The church serves a small Korean-American group that initially was made up mostly of interracial families, Chin said.

Chin said he believes many of the church's original parishioners had come to the area because of Fort Ritchie in Cascade. That military base closed in 1998, but other family members and other Korean families have moved to the Hagerstown area.

Chin said that when he left South Korea in 1984 the country wasn't very accepting of interracial marriages. That attitude has improved, he said.



Getting along

The census data released in February gives a basic racial breakdown with more detailed information to be made available this summer.
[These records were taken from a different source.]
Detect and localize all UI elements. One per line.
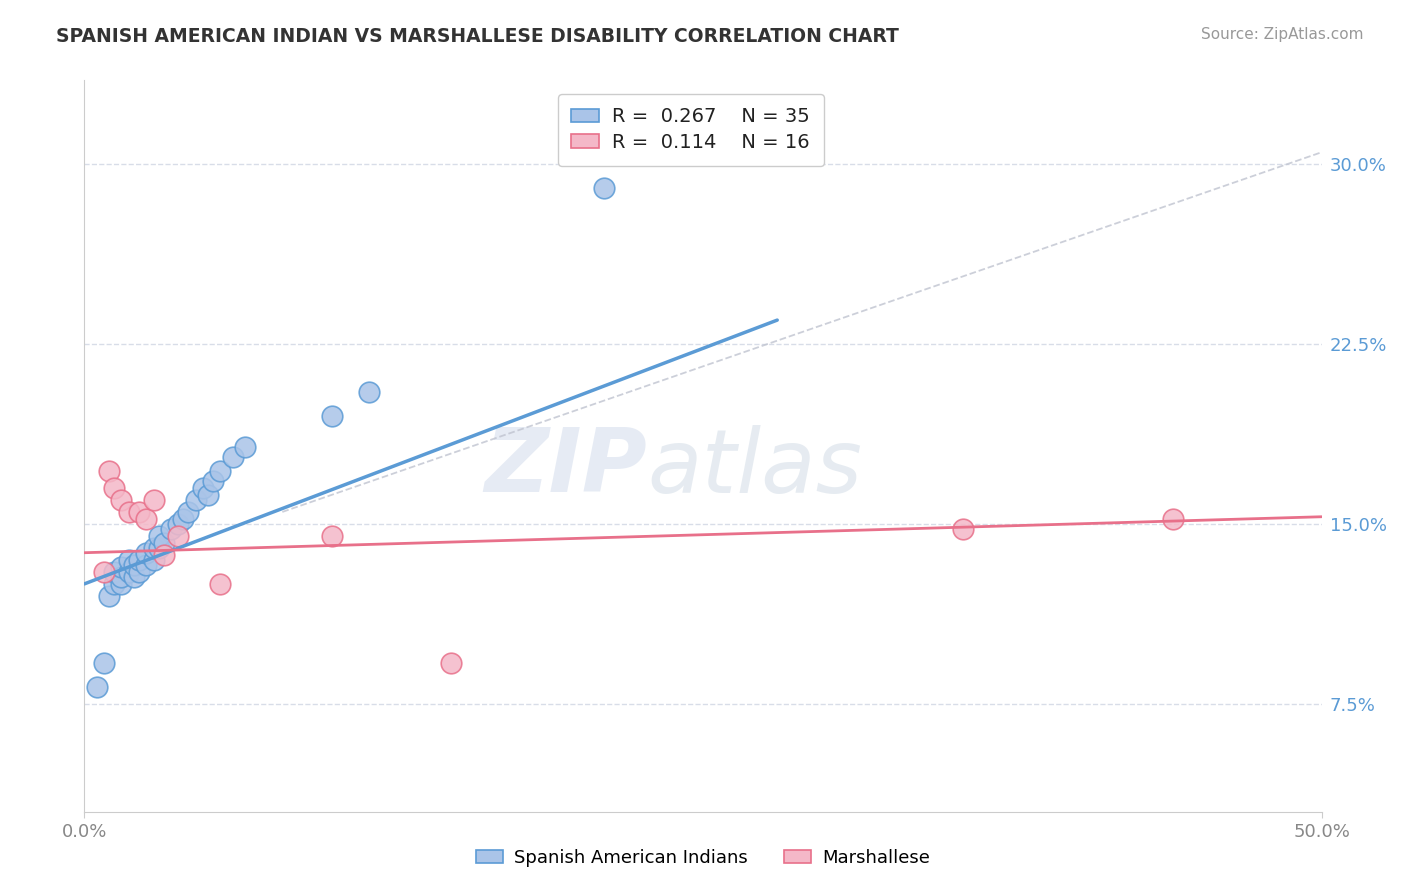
Point [233, 440, 256, 454]
Text: ZIP: ZIP [485, 425, 647, 511]
Point [952, 522, 974, 536]
Point [172, 512, 194, 526]
Point [98, 464, 121, 478]
Point [135, 512, 157, 526]
Point [222, 450, 245, 464]
Text: atlas: atlas [647, 425, 862, 511]
Legend: Spanish American Indians, Marshallese: Spanish American Indians, Marshallese [470, 842, 936, 874]
Point [93, 565, 115, 579]
Point [1161, 512, 1184, 526]
Point [167, 516, 190, 531]
Point [128, 565, 150, 579]
Point [110, 560, 132, 574]
Point [135, 546, 157, 560]
Point [110, 492, 132, 507]
Point [142, 541, 165, 555]
Point [122, 570, 145, 584]
Point [148, 529, 170, 543]
Point [103, 577, 125, 591]
Point [321, 409, 343, 423]
Point [160, 522, 183, 536]
Point [142, 492, 165, 507]
Point [86, 680, 108, 694]
Point [439, 656, 461, 670]
Point [321, 529, 343, 543]
Point [110, 577, 132, 591]
Point [122, 558, 145, 572]
Point [98, 589, 121, 603]
Point [357, 385, 380, 400]
Point [103, 565, 125, 579]
Point [103, 481, 125, 495]
Point [128, 553, 150, 567]
Point [152, 536, 174, 550]
Point [118, 565, 141, 579]
Legend: R =  0.267    N = 35, R =  0.114    N = 16: R = 0.267 N = 35, R = 0.114 N = 16 [558, 94, 824, 166]
Point [118, 553, 141, 567]
Point [209, 464, 232, 478]
Point [197, 488, 219, 502]
Text: SPANISH AMERICAN INDIAN VS MARSHALLESE DISABILITY CORRELATION CHART: SPANISH AMERICAN INDIAN VS MARSHALLESE D… [56, 27, 898, 45]
Point [184, 492, 207, 507]
Text: Source: ZipAtlas.com: Source: ZipAtlas.com [1201, 27, 1364, 42]
Point [93, 656, 115, 670]
Point [209, 577, 232, 591]
Point [177, 505, 200, 519]
Point [152, 548, 174, 562]
Point [118, 505, 141, 519]
Point [167, 529, 190, 543]
Point [128, 505, 150, 519]
Point [202, 474, 225, 488]
Point [148, 541, 170, 555]
Point [142, 553, 165, 567]
Point [191, 481, 214, 495]
Point [110, 570, 132, 584]
Point [135, 558, 157, 572]
Point [593, 181, 616, 195]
But the count is not an exact science.

How people's race or ethnicity was counted depends on how people filling out the forms saw themselves, Census Bureau spokesman Robert Bernstein said.

For instance, while some people see Russian as an ancestry, some Russian residents might have checked the Asian box on the census form.

Washington County has a Russian population, including 29 students in the county public school system's English Language Learners program, according to an e-mail from Will Roberts, ELL curriculum and instruction specialist.

Many of them arrived in Washington County through a refugee resettlement program and are Turkish Russians so they speak Turkish at home, were taught in Russian and are learning English, Roberts said.

South Hagerstown High has served many students of varying cultures in the past decade, some of whom came to the county through church-sponsored programs, Principal Rick Akers said.

South High's student body is a good reflection of American society, Akers said.

"You have to be able to communicate and get along with folks of every culture and people that have different experiences than you do. You have to be able to get along and communicate and work together, and you have that opportunity to do that every day in the classroom," Akers said.